APPARTENANCE RELIGIEUSE
musulmans : 99,9%
autres : 0,1%
Catholiques : 300
SUPERFICIE
652 092 km2
POPULATION
29 117 000
RÉFUGIÉS
37
DÉPLACÉS
297 000
Malgré les pressions internationales, le gouvernement afghan semble incapable de mettre en œuvre des politiques conformes aux principes fondamentaux qui garantissent une liberté de religion effective. Le poids des traditions, les pressions des factions islamiques radicales et le conflit armé en cours dans de nombreuses provinces contribuent à créer une situation extrêmement difficile non seulement pour la liberté de religion, mais aussi pour les droits de l’homme fondamentaux.
En outre, la Constitution approuvée en janvier 2004 contient des ambiguïtés, ce qui permet aux autorités locales d’interpréter de façon plus ou moins restrictive les droits qui y sont proclamés.
D’une part, on trouve dans la Constitution une référence à la Charte universelle des droits de l’homme (article 7), et l’affirmation selon laquelle les religions autres que l’islam sont « libres de manifester leur foi et d’accomplir leurs rites religieux dans les limites prévues par la loi » ; d’autre part, l’islam est déclaré religion d’État, et l’article 3 dit qu’« aucune loi ne peut être contraire aux principes et aux dispositions de la religion sacrée de l’islam ».
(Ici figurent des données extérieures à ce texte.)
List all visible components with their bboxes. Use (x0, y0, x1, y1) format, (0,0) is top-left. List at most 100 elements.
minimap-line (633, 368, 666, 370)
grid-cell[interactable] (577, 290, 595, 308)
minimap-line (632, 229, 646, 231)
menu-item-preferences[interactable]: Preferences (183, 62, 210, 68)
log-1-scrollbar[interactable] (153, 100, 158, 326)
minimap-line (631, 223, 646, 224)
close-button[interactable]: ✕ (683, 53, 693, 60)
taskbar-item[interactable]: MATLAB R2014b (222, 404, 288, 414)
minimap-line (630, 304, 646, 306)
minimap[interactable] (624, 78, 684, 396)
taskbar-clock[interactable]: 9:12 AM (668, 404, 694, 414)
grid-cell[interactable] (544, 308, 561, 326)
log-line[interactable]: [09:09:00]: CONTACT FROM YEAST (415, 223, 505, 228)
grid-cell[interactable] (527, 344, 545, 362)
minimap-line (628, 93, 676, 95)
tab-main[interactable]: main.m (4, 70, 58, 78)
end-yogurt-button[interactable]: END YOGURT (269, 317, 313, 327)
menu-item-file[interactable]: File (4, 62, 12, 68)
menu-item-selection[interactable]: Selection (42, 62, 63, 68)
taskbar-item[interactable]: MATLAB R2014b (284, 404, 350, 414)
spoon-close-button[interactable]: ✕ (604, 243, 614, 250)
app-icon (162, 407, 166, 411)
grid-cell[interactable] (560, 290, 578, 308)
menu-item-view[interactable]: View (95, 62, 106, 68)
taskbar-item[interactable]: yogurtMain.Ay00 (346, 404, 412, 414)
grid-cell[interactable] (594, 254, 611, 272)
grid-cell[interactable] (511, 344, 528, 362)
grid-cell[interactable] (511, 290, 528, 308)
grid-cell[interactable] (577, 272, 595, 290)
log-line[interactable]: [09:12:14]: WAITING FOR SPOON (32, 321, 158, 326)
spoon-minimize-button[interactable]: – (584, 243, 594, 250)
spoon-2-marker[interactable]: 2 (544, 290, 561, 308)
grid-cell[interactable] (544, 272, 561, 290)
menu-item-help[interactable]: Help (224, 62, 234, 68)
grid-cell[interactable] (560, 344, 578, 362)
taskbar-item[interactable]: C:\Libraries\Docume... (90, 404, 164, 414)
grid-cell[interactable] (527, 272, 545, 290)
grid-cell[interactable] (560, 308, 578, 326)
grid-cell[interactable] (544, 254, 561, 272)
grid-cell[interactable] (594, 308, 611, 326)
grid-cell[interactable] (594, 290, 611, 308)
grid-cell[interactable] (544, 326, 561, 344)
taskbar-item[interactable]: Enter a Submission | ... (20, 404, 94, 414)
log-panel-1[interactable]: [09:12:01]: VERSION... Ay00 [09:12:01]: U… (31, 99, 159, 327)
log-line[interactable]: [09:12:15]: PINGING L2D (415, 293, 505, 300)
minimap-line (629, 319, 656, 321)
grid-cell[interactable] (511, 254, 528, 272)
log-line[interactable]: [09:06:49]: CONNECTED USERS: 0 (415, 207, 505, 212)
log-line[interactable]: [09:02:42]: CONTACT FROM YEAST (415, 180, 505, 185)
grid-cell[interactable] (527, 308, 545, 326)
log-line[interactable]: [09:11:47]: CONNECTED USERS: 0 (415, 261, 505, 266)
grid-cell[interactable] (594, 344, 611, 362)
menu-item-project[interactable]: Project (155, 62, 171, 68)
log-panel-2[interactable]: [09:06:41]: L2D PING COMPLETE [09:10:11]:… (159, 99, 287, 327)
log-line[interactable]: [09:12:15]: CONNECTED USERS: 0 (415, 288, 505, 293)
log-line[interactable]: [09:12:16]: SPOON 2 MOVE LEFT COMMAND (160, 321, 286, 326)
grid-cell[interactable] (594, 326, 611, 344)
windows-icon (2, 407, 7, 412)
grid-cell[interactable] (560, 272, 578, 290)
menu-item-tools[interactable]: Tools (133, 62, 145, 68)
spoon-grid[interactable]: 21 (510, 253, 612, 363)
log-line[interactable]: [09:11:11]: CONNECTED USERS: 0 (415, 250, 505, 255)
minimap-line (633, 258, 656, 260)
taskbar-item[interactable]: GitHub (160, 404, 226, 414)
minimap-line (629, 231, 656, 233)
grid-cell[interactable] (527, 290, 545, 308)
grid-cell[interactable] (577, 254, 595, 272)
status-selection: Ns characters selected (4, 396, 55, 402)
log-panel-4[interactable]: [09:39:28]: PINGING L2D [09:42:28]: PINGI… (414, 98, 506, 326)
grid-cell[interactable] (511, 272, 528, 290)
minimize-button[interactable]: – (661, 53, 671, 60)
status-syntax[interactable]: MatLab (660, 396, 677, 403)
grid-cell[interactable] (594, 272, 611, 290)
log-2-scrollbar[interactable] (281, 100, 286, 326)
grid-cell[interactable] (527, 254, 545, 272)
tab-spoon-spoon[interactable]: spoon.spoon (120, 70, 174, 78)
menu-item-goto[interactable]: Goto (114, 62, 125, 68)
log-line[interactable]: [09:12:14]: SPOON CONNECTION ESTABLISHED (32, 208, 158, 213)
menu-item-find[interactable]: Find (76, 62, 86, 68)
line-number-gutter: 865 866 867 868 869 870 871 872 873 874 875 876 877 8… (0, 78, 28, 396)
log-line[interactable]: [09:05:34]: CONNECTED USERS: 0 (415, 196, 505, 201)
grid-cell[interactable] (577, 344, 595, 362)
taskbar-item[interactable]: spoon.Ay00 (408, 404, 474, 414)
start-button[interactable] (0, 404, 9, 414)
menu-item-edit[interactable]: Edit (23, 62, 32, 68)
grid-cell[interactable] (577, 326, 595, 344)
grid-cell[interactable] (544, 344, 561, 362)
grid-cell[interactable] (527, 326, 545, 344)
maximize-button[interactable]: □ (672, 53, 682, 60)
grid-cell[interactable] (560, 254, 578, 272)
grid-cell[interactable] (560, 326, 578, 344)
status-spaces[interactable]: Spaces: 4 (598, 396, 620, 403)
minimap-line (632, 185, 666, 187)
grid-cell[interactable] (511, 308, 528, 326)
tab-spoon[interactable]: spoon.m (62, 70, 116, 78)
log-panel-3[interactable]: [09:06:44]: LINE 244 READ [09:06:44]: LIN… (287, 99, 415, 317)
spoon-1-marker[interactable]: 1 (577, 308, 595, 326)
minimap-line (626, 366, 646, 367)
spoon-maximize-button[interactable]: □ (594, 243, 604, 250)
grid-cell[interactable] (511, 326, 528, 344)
En pratique, le soin d’interpréter et de juger les cas individuels portant par exemple sur le blasphème ou l’apostasie – des délits qui ne sont pas prévus par le code pénal – est confié à des tribunaux qui appliquent la charia. L’article 130 de la Constitution établit qu’en cas de vide législatif sur une matière, on se référera à la loi hanafi, c’est-à-dire à la loi sunnite orthodoxe en vigueur en Asie centrale et du sud. La diffamation (blasphème) et le reniement (apostasie) de l’islam sont des crimes passibles de la peine de mort selon la loi islamique. Les conversions sont interdites de fait, et ceux qui abandonnent l’islam pour embrasser une autre religion doivent pratiquer leur foi en secret.
Le président et le vice président doivent être musulmans, mais la Constitution ne spécifie pas s’ils doivent être sunnites ou chiites.
L’influence des mullahs locaux est très forte, surtout dans les régions éloignées des centres urbains, et la vie quotidienne de la plupart des Afghans est réglée et gérée selon les règles traditionnelles, qui ont parfois des effets dramatiques sur les conditions de vie des femmes.
C’est pourquoi, malgré quelques tentatives de réforme, la liberté de religion demeure toujours une question extrêmement difficile dans le pays, et tout indique qu’il faudra attendre encore longtemps avant que soient mises en place des conditions acceptables selon les critères internationaux.